The problem is I know the right answer here and that is to abandon the direct instruction altogether with this crew (which I already had for the most part) and just use Mathalicious and a few other resources as a tool to get the kids excited about applying math and let the chips fall where they may.  It is just a little scary to take the plunge.  I am thinking two Mathalicious lessons a week with additional resources inserted as needed would be life changing for the kids and for me .  Anyone want to convince me one way or another?


5 thoughts on “Crossroads

  1. At 64 I’ve had my share of these moments. The thing is the plough thru method, even done more gently, still has me wondering if they’ll learn it well enough for the tests. Nowhere has this issue been more stark than my present teaching in Thailand, where foundations are broken, procedural learning is even more endemic, and kids are taught passively, without encouragement to ask questions. One student once told me, “You make us brave to think”. There is so much work to do to undo. Good work. Even if scores might be higher otherwise, which I doubt, I must live with myself. And education’s standards are mostly, if not completely, for the mind. One day I hope there will be standards for the heart.

    • Wow it is so interesting to hear about your experiences in Thailand. I agree completely that I have to live with myself first! The kids are loving it so far and I hope their learning reflects that. I would be interested to hear more about your Thailand experience!

  2. To make my comment more succinct, I describe myself, not as a teacher, but as a facilitator of expression, and my context is mathematics.
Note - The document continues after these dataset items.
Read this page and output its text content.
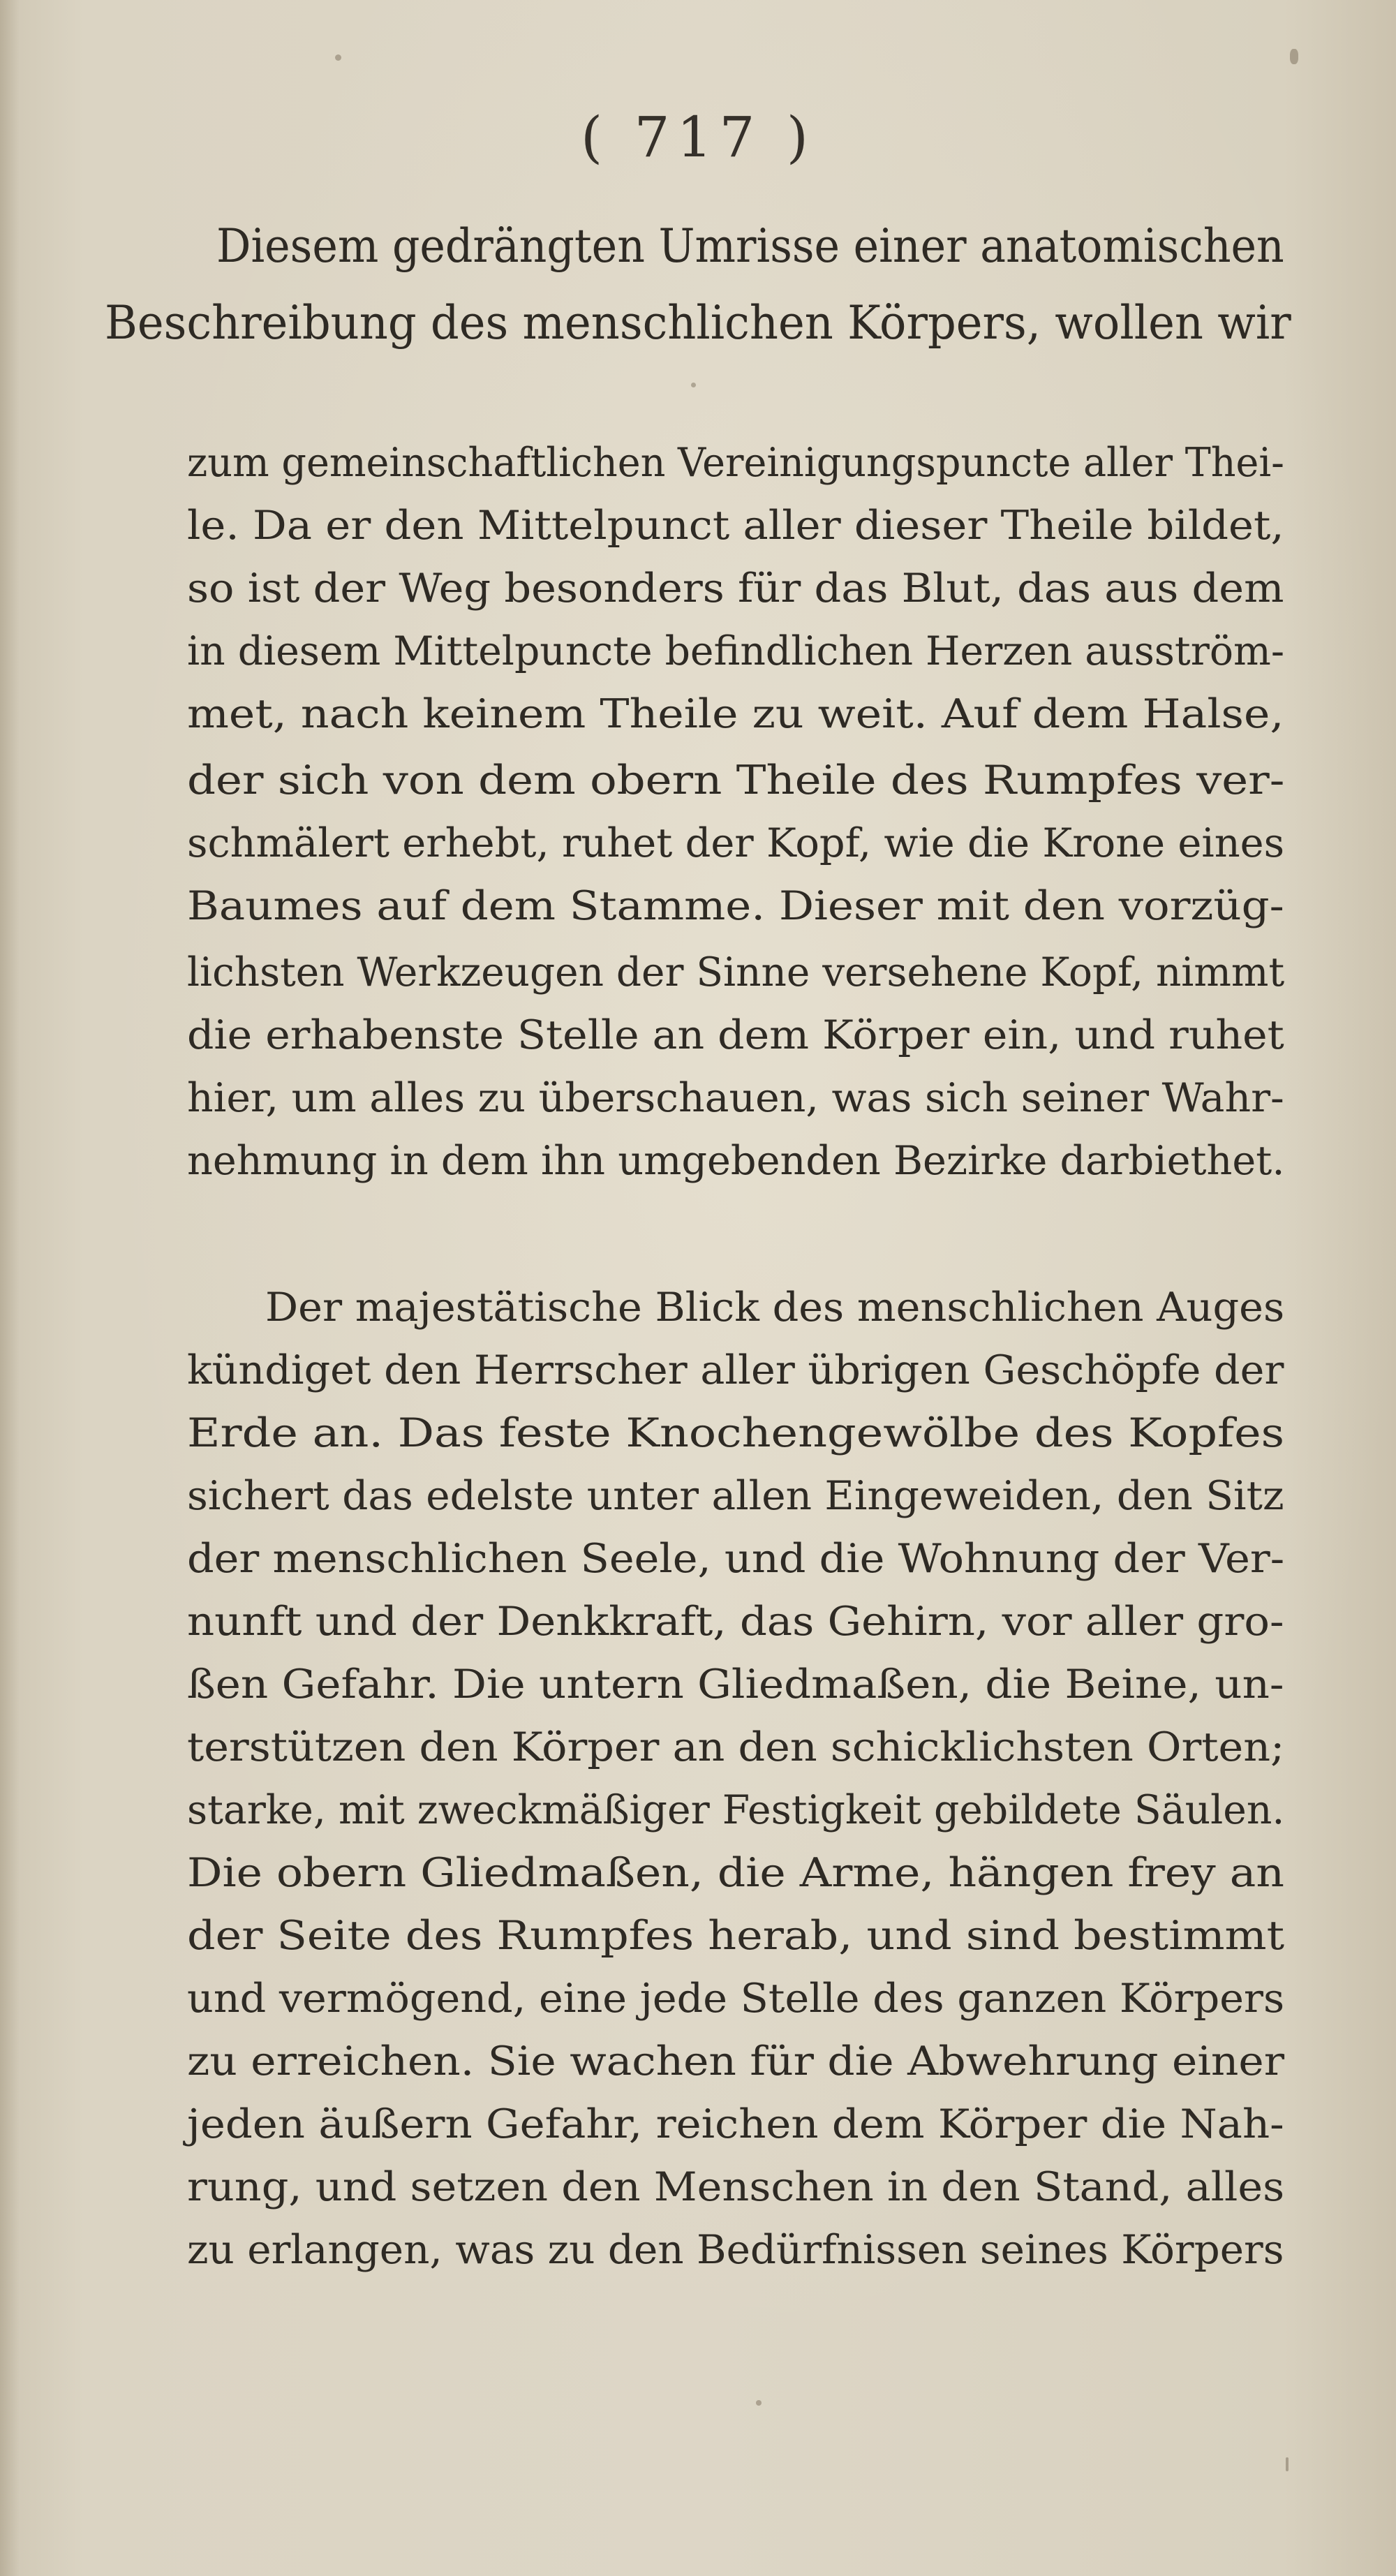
( 717 )
Diesem gedrängten Umrisse einer anatomischen
Beschreibung des menschlichen Körpers, wollen wir
zum gemeinschaftlichen Vereinigungspuncte aller Thei-
le. Da er den Mittelpunct aller dieser Theile bildet,
so ist der Weg besonders für das Blut, das aus dem
in diesem Mittelpuncte befindlichen Herzen ausström-
met, nach keinem Theile zu weit. Auf dem Halse,
der sich von dem obern Theile des Rumpfes ver-
schmälert erhebt, ruhet der Kopf, wie die Krone eines
Baumes auf dem Stamme. Dieser mit den vorzüg-
lichsten Werkzeugen der Sinne versehene Kopf, nimmt
die erhabenste Stelle an dem Körper ein, und ruhet
hier, um alles zu überschauen, was sich seiner Wahr-
nehmung in dem ihn umgebenden Bezirke darbiethet.
Der majestätische Blick des menschlichen Auges
kündiget den Herrscher aller übrigen Geschöpfe der
Erde an. Das feste Knochengewölbe des Kopfes
sichert das edelste unter allen Eingeweiden, den Sitz
der menschlichen Seele, und die Wohnung der Ver-
nunft und der Denkkraft, das Gehirn, vor aller gro-
ßen Gefahr. Die untern Gliedmaßen, die Beine, un-
terstützen den Körper an den schicklichsten Orten;
starke, mit zweckmäßiger Festigkeit gebildete Säulen.
Die obern Gliedmaßen, die Arme, hängen frey an
der Seite des Rumpfes herab, und sind bestimmt
und vermögend, eine jede Stelle des ganzen Körpers
zu erreichen. Sie wachen für die Abwehrung einer
jeden äußern Gefahr, reichen dem Körper die Nah-
rung, und setzen den Menschen in den Stand, alles
zu erlangen, was zu den Bedürfnissen seines Körpers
  3. As a former math resource teacher, I cannot express the importance of making the math real for the students. Students can make big connections through real world math problems. I would make homework practice on past skills that will help them for upcoming tasks. The best thing I was told when wanting to try new techniques is “you will not hurt the children.” The students will be okay. With my 7th grade inclusion, I have had to do lower grade level mathalicious problems to work towards one at grade level. I will say with ratios and proportions, patterns will come in helpful for determine proportional and non-proportional graphs. I’m talking too much… Let me know if I can help. My students loved the Nike Shoes problem about shoe size and price. We just finished ratios and proportions. We are on to equations and expressions.

    • Thank you so much. Our district does it the other way for some reason, expressions and equations before ratio and proportions, I am not sure why! I haven’t done that shoe one yet but it is on my agenda to squeeze in. We have done all Mathalicious so far this week with just some breaks to reinforce some skills and it has worked great so far. Thank you for your advice and encouragement!!!